Melbourne – 15 March 2012 – The Cat® C15 engine, certified as meeting Australia’s ADR 80/03 emissions standards, is available in the next generation Cat CT630 which is scheduled for delivery in late 2012.
The updated Cat C15 engine, which is based on the well-proven EPA04 Cat ACERT™ C15 engine platform, launched at the Melbourne Truck Show, March 2012. It will deliver up to 550 HP and 1850 Lb-ft of torque. The engine has the service and support of the Cat dealer network.
“We’re pleased to confirm that the proven Cat C15 engine is available in the Cat CT630 in the ADR 80/03 format,” said Bill Fulton, managing director for Cat trucks in Australia & New Zealand. “There are minimal changes from its predecessor engine, which met the ADR 80/02 standards.”

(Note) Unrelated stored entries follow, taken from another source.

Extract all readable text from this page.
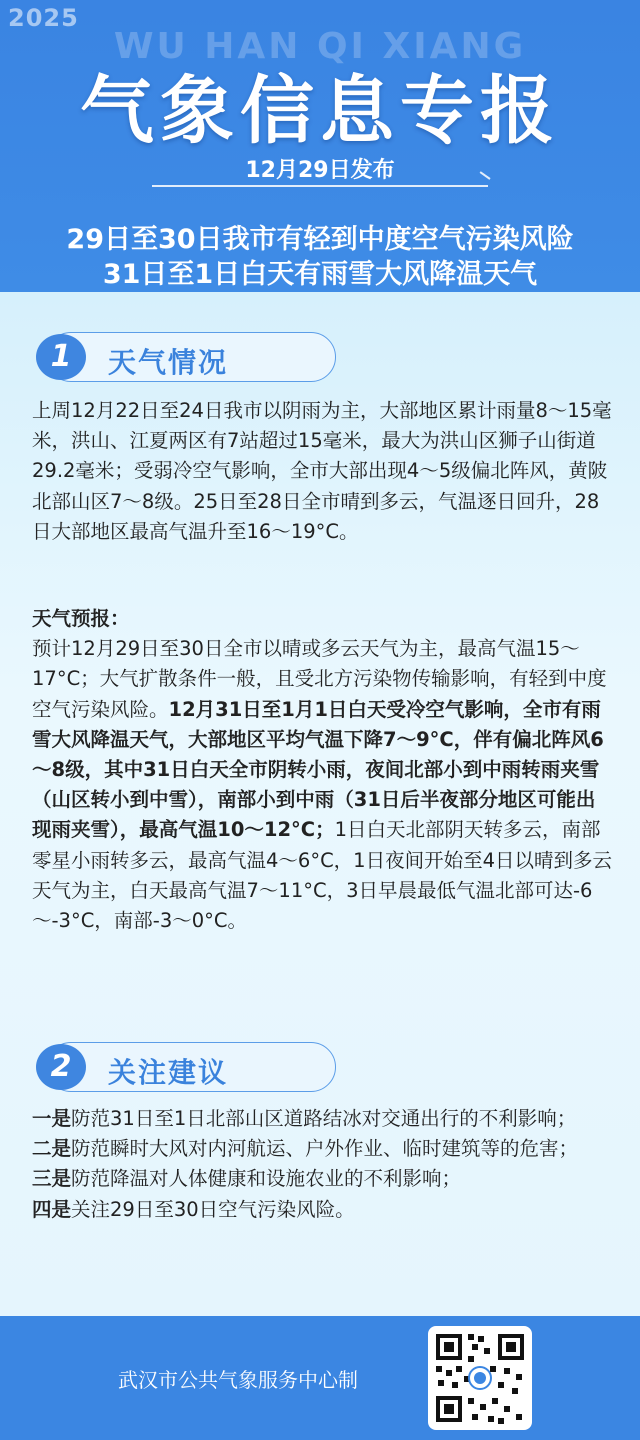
2025
WU HAN QI XIANG
气象信息专报
12月29日发布
29日至30日我市有轻到中度空气污染风险
31日至1日白天有雨雪大风降温天气
1	天气情况
上周12月22日至24日我市以阴雨为主，大部地区累计雨量8～15毫米，洪山、江夏两区有7站超过15毫米，最大为洪山区狮子山街道29.2毫米；受弱冷空气影响，全市大部出现4～5级偏北阵风，黄陂北部山区7～8级。25日至28日全市晴到多云，气温逐日回升，28日大部地区最高气温升至16～19°C。
天气预报：
预计12月29日至30日全市以晴或多云天气为主，最高气温15～17°C；大气扩散条件一般，且受北方污染物传输影响，有轻到中度空气污染风险。12月31日至1月1日白天受冷空气影响，全市有雨雪大风降温天气，大部地区平均气温下降7～9°C，伴有偏北阵风6～8级，其中31日白天全市阴转小雨，夜间北部小到中雨转雨夹雪（山区转小到中雪），南部小到中雨（31日后半夜部分地区可能出现雨夹雪），最高气温10～12°C；1日白天北部阴天转多云，南部零星小雨转多云，最高气温4～6°C，1日夜间开始至4日以晴到多云天气为主，白天最高气温7～11°C，3日早晨最低气温北部可达-6～-3°C，南部-3～0°C。
2	关注建议
一是防范31日至1日北部山区道路结冰对交通出行的不利影响；
二是防范瞬时大风对内河航运、户外作业、临时建筑等的危害；
三是防范降温对人体健康和设施农业的不利影响；
四是关注29日至30日空气污染风险。
武汉市公共气象服务中心制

Emissions Solution Required No Hardware Changes
No significant hardware changes have been made to the engine to secure ADR 80/03 certification, except for the addition of a crankcase breather and a passive diesel particulate filter (DPF) system. In addition, the engine software has been recalibrated to reduce emissions. The package also includes a Cat DPF monitoring system that continuously monitors backpressure and exhaust temperatures.
The emissions solution does not require the use of EGR or SCR technology, a significant advantage for Cat trucks. A 95 percent-plus PM (particulate matter) reduction is achieved using well-proven dual DPFs with passive regeneration technology. In-country testing has demonstrated that passive regeneration is extremely effective at all loads and speeds, negating the need for a complex active regeneration system.
Extensive Testing Programme Confirms No Impact on Performance
The engine and emissions control system are being subjected to extensive dynamometer testing and thorough in-market on-roadtesting in a Cat CT630 prime mover. The on-road programme tested the C15 under typical working conditions on a range of routes in various environments throughout Australia. The combination weight of the CT630 test truck has been varied up to 68,000kg including B-double operations.
The testing confirmed that the exhaust system had no impact on engine performance, even under worst-case conditions for producing soot. These conditions included driving bobtail and empty-trailer running, in both heavy peak-hour traffic jams and stop-start conditions.
Test results also confirmed that no active regeneration is required for the system, as the dual DPFs clean themselves at about 240 degrees Celsius, far lower than the engine’s peak operating temperature of 600 degrees.
In addition, the C15 demonstrated excellent fuel economy, regularly achieving 40 litres per 100 km (2.5km/l) while pulling 42 tonne. Under these operating conditions, fuel consumption has been measured to be within 1% of the Cat C15.